Question

A wedge of mass $M$ is kept at rest on a horizontal surface, and a block of mass $m$ is kept on the wedge at the height $h$ from the surface. The angle of the wedge is $\alpha$, and there is no friction neither between the block and wedge nor between the surface and the wedge. The system is released into a free motion. If the time taken by the block to reach the horizontal surface is $\sqrt{\frac{nh}{g}}$, then the value of $n$ is _____.

Answer 1

3

Answer 2

Let $a_m$ be the acceleration of the block along the incline relative to the wedge, and let $A$ be the magnitude of the wedge's acceleration to the left.

The forces acting on the block along the incline are:

1. Component of gravity: $mg \sin \alpha$
2. Component of fictitious force due to wedge's acceleration $A$ (acting in the direction of wedge's acceleration, i.e., to the left, which is also along the incline direction): $mA \cos \alpha$. The net force along the incline is $m a_m = mg \sin \alpha + mA \cos \alpha$.

The forces acting on the wedge are:

1. Horizontal component of the normal force from the block: $N \sin \alpha$ (acting to the right). The equation of motion for the wedge (accelerating to the left with magnitude $A$) is $MA = N \sin \alpha$.

The normal force $N$ exerted by the wedge on the block is perpendicular to the incline. In the frame of the wedge, the block is not accelerating perpendicular to the incline. The forces perpendicular to the incline are:

1. Component of gravity: $-mg \cos \alpha$
2. Normal force $N$ (acting outwards, perpendicular to the incline).
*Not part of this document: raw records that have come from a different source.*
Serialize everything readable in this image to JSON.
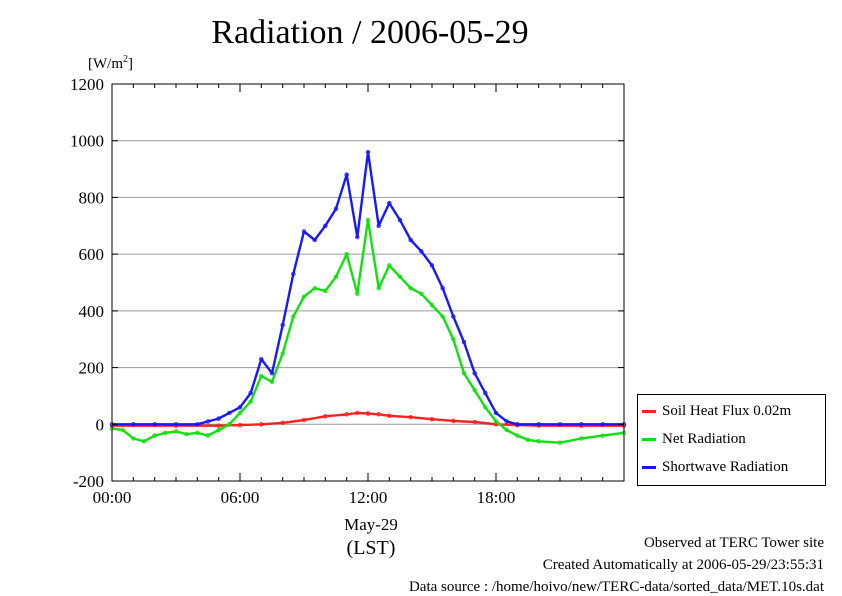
{
  "title": "Radiation / 2006-05-29",
  "unit_label": {
    "base": "[W/m",
    "sup": "2",
    "close": "]"
  },
  "date_label": "May-29",
  "lst_label": "(LST)",
  "footer": {
    "line1": "Observed at TERC Tower site",
    "line2": "Created Automatically at 2006-05-29/23:55:31",
    "line3": "Data source : /home/hoivo/new/TERC-data/sorted_data/MET.10s.dat"
  },
  "chart_data": {
    "type": "line",
    "title": "Radiation / 2006-05-29",
    "ylabel": "[W/m2]",
    "xlabel": "(LST)",
    "xlim": [
      0,
      24
    ],
    "ylim": [
      -200,
      1200
    ],
    "yticks": [
      -200,
      0,
      200,
      400,
      600,
      800,
      1000,
      1200
    ],
    "xticks": [
      {
        "value": 0,
        "label": "00:00"
      },
      {
        "value": 6,
        "label": "06:00"
      },
      {
        "value": 12,
        "label": "12:00"
      },
      {
        "value": 18,
        "label": "18:00"
      }
    ],
    "grid": true,
    "legend_position": "right",
    "series": [
      {
        "name": "Soil Heat Flux 0.02m",
        "color": "#ff2020",
        "x": [
          0,
          3,
          5,
          6,
          7,
          8,
          9,
          10,
          11,
          11.5,
          12,
          12.5,
          13,
          14,
          15,
          16,
          17,
          18,
          19,
          20,
          22,
          24
        ],
        "y": [
          -5,
          -5,
          -5,
          -3,
          0,
          5,
          15,
          28,
          35,
          40,
          38,
          35,
          30,
          25,
          18,
          12,
          8,
          0,
          -3,
          -5,
          -5,
          -5
        ]
      },
      {
        "name": "Net Radiation",
        "color": "#10e010",
        "x": [
          0,
          0.5,
          1,
          1.5,
          2,
          2.5,
          3,
          3.5,
          4,
          4.5,
          5,
          5.5,
          6,
          6.5,
          7,
          7.5,
          8,
          8.5,
          9,
          9.5,
          10,
          10.5,
          11,
          11.5,
          12,
          12.5,
          13,
          13.5,
          14,
          14.5,
          15,
          15.5,
          16,
          16.5,
          17,
          17.5,
          18,
          18.5,
          19,
          19.5,
          20,
          21,
          22,
          23,
          24
        ],
        "y": [
          -15,
          -20,
          -50,
          -60,
          -40,
          -30,
          -25,
          -35,
          -30,
          -40,
          -20,
          0,
          40,
          80,
          170,
          150,
          250,
          380,
          450,
          480,
          470,
          520,
          600,
          460,
          720,
          480,
          560,
          520,
          480,
          460,
          420,
          380,
          300,
          180,
          120,
          60,
          10,
          -20,
          -40,
          -55,
          -60,
          -65,
          -50,
          -40,
          -30
        ]
      },
      {
        "name": "Shortwave Radiation",
        "color": "#1818ff",
        "x": [
          0,
          1,
          2,
          3,
          4,
          4.5,
          5,
          5.5,
          6,
          6.5,
          7,
          7.5,
          8,
          8.5,
          9,
          9.5,
          10,
          10.5,
          11,
          11.5,
          12,
          12.5,
          13,
          13.5,
          14,
          14.5,
          15,
          15.5,
          16,
          16.5,
          17,
          17.5,
          18,
          18.5,
          19,
          20,
          21,
          22,
          23,
          24
        ],
        "y": [
          0,
          0,
          0,
          0,
          0,
          10,
          20,
          40,
          60,
          110,
          230,
          180,
          350,
          530,
          680,
          650,
          700,
          760,
          880,
          660,
          960,
          700,
          780,
          720,
          650,
          610,
          560,
          480,
          380,
          290,
          180,
          110,
          40,
          10,
          0,
          0,
          0,
          0,
          0,
          0
        ]
      }
    ]
  }
}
So, $N - mg \cos \alpha = 0$, which gives $N = mg \cos \alpha$.

Substitute $N$ into the wedge's equation of motion: $MA = (mg \cos \alpha) \sin \alpha = mg \sin \alpha \cos \alpha$. $A = \frac{m}{M} g \sin \alpha \cos \alpha$.

Now substitute $A$ into the block's equation of motion along the incline: $m a_m = mg \sin \alpha + m \left(\frac{m}{M} g \sin \alpha \cos \alpha\right) \cos \alpha$ $a_m = g \sin \alpha + \frac{m^2}{M} g \sin \alpha \cos^2 \alpha$ $a_m = g \sin \alpha \left(1 + \frac{m^2}{M} \cos^2 \alpha\right)$.

The block slides down a distance $s = h / \sin \alpha$ along the incline. Since the acceleration $a_m$ is constant, we can use the kinematic equation $s = \frac{1}{2} a_m t^2$. $t^2 = \frac{2s}{a_m} = \frac{2(h/\sin \alpha)}{g \sin \alpha \left(1 + \frac{m^2}{M} \cos^2 \alpha\right)}$ $t^2 = \frac{2h}{g \sin^2 \alpha \left(1 + \frac{m^2}{M} \cos^2 \alpha\right)}$ $t^2 = \frac{2h}{g \left(\sin^2 \alpha + \frac{m^2}{M} \sin^2 \alpha \cos^2 \alpha\right)}$.

Given $m = 2$ kg, $M = 6$ kg, $\alpha = 45^\circ$. $\sin \alpha = \sin 45^\circ = \frac{1}{\sqrt{2}}$, $\sin^2 \alpha = \frac{1}{2}$. $\cos \alpha = \cos 45^\circ = \frac{1}{\sqrt{2}}$, $\cos^2 \alpha = \frac{1}{2}$. $\frac{m^2}{M} = \frac{2^2}{6} = \frac{4}{6} = \frac{2}{3}$.

$t^2 = \frac{2h}{g \left(\frac{1}{2} + \frac{2}{3} \cdot \frac{1}{2} \cdot \frac{1}{2}\right)}$ $t^2 = \frac{2h}{g \left(\frac{1}{2} + \frac{2}{12}\right)} = \frac{2h}{g \left(\frac{1}{2} + \frac{1}{6}\right)}$ $t^2 = \frac{2h}{g \left(\frac{3+1}{6}\right)} = \frac{2h}{g \left(\frac{4}{6}\right)} = \frac{2h}{g \left(\frac{2}{3}\right)}$ $t^2 = \frac{2h \cdot 3}{2g} = \frac{3h}{g}$.

The problem states $t = \sqrt{\frac{nh}{g}}$. Comparing $t^2 = \frac{3h}{g}$ with $t^2 = \frac{nh}{g}$, we get $n=3$. The value of $n$ is 3.